The FDA called it “a historic day” as insulin and certain other biologic drugs transitioned to a different regulatory pathway.
The 10-year transition built into the Biologics Price Competition and Innovation Act (BPCIA) of 2009 took place Monday, as insulin and certain other biologic drugs transitioned to a different regulatory pathway.
The FDA called Monday “a historic day.”
The regulatory transition was mandated by Congress and implemented by the FDA. Insulin and certain other drugs were originally classified as small-molecule drugs and were previously regulated under the Food, Drug, and Cosmetic (FDC) Act.
Now, an application for a biological product previously approved under section 505 of the FDC Act will be deemed to be a license for the biological product under section 351 of the Public Health Service (PHS) Act.
Last month, the FDA issued a final rule on the definition of the term “biological product.” The FDA said it was no longer necessary to include the interpretation of the term “chemically synthesized polypeptide” as first proposed in December 2018.

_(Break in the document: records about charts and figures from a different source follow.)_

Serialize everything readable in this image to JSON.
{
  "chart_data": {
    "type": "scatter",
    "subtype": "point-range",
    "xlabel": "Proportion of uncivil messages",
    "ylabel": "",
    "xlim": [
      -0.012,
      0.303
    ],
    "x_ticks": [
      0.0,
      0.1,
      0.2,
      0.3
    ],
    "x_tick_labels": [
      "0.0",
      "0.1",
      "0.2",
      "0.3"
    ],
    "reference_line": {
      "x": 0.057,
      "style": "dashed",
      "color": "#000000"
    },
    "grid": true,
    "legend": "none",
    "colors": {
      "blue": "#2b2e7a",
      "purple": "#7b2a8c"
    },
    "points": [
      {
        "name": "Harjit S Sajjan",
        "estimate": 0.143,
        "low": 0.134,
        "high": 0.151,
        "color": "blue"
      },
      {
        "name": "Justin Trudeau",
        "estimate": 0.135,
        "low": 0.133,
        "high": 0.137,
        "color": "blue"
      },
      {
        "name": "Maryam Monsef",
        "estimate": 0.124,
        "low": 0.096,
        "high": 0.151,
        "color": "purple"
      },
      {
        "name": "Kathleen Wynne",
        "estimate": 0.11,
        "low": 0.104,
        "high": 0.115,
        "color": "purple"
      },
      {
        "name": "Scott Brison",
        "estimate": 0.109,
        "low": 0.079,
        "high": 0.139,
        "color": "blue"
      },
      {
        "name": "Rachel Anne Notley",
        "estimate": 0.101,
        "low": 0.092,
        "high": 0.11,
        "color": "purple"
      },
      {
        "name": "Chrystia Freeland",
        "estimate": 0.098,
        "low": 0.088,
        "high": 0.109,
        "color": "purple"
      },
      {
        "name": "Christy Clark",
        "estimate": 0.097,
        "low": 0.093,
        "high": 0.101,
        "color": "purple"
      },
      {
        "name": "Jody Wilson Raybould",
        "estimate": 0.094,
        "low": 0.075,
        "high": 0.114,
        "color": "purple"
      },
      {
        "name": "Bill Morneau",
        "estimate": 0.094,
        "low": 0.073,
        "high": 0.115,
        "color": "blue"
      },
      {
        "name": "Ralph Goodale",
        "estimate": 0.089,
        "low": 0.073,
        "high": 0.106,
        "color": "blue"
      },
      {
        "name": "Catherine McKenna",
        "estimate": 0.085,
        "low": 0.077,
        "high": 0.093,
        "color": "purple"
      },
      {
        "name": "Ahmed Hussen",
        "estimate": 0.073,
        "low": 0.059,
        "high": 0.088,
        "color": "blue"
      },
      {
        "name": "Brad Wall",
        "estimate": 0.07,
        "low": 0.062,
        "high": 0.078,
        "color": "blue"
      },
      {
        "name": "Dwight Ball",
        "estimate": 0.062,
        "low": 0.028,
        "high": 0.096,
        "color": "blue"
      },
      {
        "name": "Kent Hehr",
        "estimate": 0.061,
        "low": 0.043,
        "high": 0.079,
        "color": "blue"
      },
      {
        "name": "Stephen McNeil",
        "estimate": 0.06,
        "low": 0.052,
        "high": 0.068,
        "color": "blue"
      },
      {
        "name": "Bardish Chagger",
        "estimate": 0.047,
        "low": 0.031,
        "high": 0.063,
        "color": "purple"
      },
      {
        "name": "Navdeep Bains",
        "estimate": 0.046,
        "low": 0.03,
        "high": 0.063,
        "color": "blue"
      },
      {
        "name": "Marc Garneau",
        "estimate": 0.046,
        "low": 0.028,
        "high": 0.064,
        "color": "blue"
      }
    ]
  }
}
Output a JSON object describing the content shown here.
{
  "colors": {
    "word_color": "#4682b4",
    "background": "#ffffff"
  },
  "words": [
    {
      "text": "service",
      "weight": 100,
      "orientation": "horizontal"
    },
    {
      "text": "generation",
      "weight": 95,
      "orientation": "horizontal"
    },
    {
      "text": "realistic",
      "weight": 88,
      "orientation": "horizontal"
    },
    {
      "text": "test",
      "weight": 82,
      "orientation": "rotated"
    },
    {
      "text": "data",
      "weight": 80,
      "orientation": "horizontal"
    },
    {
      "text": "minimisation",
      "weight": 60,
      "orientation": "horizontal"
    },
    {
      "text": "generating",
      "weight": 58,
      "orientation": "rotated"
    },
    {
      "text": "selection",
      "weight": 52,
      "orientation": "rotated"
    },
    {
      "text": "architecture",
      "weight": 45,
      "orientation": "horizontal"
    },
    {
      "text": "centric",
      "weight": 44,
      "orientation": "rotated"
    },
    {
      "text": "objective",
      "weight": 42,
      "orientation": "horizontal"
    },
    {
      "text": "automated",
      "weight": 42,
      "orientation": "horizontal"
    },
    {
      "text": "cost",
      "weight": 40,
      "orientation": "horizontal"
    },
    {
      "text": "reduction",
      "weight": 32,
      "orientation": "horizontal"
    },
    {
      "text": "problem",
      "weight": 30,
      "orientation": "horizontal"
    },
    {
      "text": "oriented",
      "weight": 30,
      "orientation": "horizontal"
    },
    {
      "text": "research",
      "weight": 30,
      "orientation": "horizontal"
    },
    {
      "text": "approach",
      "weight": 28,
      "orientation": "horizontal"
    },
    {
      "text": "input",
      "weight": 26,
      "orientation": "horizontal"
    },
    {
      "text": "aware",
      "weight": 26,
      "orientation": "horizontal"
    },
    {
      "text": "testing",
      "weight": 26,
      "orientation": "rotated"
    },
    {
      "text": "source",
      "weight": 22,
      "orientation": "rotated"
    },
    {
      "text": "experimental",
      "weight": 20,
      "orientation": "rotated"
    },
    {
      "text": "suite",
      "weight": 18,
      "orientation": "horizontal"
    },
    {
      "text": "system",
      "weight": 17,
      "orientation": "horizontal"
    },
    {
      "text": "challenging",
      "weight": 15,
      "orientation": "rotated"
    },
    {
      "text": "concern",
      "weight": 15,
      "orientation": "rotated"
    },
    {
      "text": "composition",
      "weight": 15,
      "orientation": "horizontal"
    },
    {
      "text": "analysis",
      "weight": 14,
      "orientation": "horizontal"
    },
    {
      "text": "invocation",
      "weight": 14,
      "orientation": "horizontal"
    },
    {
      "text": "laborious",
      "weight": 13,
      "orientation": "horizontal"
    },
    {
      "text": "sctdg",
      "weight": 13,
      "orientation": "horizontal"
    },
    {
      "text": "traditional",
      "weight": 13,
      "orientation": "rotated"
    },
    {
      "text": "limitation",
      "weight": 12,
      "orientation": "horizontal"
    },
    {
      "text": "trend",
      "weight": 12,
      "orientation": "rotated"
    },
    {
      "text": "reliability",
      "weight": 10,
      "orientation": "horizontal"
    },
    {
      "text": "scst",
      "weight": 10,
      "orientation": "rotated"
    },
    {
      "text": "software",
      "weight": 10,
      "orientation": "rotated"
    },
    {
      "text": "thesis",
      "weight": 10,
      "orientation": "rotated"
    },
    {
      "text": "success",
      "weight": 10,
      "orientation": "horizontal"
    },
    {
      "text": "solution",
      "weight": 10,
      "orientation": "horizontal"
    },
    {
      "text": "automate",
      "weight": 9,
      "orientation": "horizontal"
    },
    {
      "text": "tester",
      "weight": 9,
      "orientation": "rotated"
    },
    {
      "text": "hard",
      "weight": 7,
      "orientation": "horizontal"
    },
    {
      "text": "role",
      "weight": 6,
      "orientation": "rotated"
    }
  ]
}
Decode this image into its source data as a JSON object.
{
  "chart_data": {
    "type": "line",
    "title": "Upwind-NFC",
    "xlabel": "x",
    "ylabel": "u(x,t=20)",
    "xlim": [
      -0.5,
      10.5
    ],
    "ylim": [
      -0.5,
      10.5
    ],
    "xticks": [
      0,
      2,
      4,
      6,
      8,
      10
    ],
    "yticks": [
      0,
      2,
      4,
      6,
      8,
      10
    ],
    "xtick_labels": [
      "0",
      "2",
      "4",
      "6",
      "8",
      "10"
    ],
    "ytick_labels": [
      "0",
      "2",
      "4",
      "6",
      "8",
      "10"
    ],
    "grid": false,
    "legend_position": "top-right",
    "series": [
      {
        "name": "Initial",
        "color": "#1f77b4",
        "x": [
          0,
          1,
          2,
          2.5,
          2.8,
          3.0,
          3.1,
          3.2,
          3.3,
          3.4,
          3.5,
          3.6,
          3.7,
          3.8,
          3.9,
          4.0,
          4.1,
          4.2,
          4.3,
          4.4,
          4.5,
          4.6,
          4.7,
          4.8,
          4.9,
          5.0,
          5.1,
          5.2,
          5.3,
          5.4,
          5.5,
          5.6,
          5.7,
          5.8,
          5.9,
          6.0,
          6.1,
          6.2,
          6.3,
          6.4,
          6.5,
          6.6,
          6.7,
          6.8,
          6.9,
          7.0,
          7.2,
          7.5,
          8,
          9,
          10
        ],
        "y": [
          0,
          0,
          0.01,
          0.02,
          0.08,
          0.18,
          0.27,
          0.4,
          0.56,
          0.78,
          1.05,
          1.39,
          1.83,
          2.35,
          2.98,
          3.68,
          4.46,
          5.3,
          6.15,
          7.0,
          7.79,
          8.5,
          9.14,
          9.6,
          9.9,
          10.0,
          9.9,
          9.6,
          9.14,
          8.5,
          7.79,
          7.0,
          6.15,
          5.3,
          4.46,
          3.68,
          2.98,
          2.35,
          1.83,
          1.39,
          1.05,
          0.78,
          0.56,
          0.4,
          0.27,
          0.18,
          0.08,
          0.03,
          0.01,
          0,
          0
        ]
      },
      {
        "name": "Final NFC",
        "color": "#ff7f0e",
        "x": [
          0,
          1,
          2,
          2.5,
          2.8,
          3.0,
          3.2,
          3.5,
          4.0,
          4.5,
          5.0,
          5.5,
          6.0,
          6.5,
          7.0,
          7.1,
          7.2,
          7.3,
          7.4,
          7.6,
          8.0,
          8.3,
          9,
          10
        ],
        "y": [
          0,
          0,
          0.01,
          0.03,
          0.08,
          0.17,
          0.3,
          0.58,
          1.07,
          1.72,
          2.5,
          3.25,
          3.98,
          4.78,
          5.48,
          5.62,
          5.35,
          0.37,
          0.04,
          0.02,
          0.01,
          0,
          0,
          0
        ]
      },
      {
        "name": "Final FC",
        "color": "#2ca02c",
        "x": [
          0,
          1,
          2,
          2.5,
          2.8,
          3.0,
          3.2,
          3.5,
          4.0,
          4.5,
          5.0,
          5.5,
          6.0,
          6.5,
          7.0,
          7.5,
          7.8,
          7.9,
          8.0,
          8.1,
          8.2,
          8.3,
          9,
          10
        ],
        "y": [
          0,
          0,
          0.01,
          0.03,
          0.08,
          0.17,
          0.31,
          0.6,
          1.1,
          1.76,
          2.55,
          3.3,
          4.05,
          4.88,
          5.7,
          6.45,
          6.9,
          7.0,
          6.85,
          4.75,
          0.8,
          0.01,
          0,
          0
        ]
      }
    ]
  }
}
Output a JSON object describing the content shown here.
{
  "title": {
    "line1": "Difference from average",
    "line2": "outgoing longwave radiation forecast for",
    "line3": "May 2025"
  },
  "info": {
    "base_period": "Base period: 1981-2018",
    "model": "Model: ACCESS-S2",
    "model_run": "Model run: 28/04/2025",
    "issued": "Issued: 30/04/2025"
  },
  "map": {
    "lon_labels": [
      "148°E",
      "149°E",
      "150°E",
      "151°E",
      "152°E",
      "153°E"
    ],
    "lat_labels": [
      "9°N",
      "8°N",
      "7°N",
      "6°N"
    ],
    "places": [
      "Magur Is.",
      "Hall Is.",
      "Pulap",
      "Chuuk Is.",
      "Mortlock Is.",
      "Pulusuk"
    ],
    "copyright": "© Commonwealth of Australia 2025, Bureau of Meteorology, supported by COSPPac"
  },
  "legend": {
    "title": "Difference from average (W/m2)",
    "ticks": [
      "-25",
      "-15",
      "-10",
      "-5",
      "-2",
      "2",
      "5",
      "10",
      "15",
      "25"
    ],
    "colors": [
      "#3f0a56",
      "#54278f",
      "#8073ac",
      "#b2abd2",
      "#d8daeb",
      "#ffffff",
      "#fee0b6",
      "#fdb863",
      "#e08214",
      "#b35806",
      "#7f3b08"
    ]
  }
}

Nearly 100 drugs are affected by the transition. Besides insulin, other biological products included in the change are human growth hormone (somatropin), pancrelipase, chorionic gonadotropin, follitropin alfa, and menotropins.
The previous pathway was more difficult for the development of generic versions of these drugs due to scientific challenges and limitations on the scope of reliable data in a generic drug application.
The FDA is hoping that more competition will lower prices. An analysis conducted by the FDA revealed that US marketed biosimilars typically launched with 15% to 35% lower initial list prices than comparative list prices of reference products. Additionally, even with only 1 generic on the market, list prices can drop by 31% to 39%.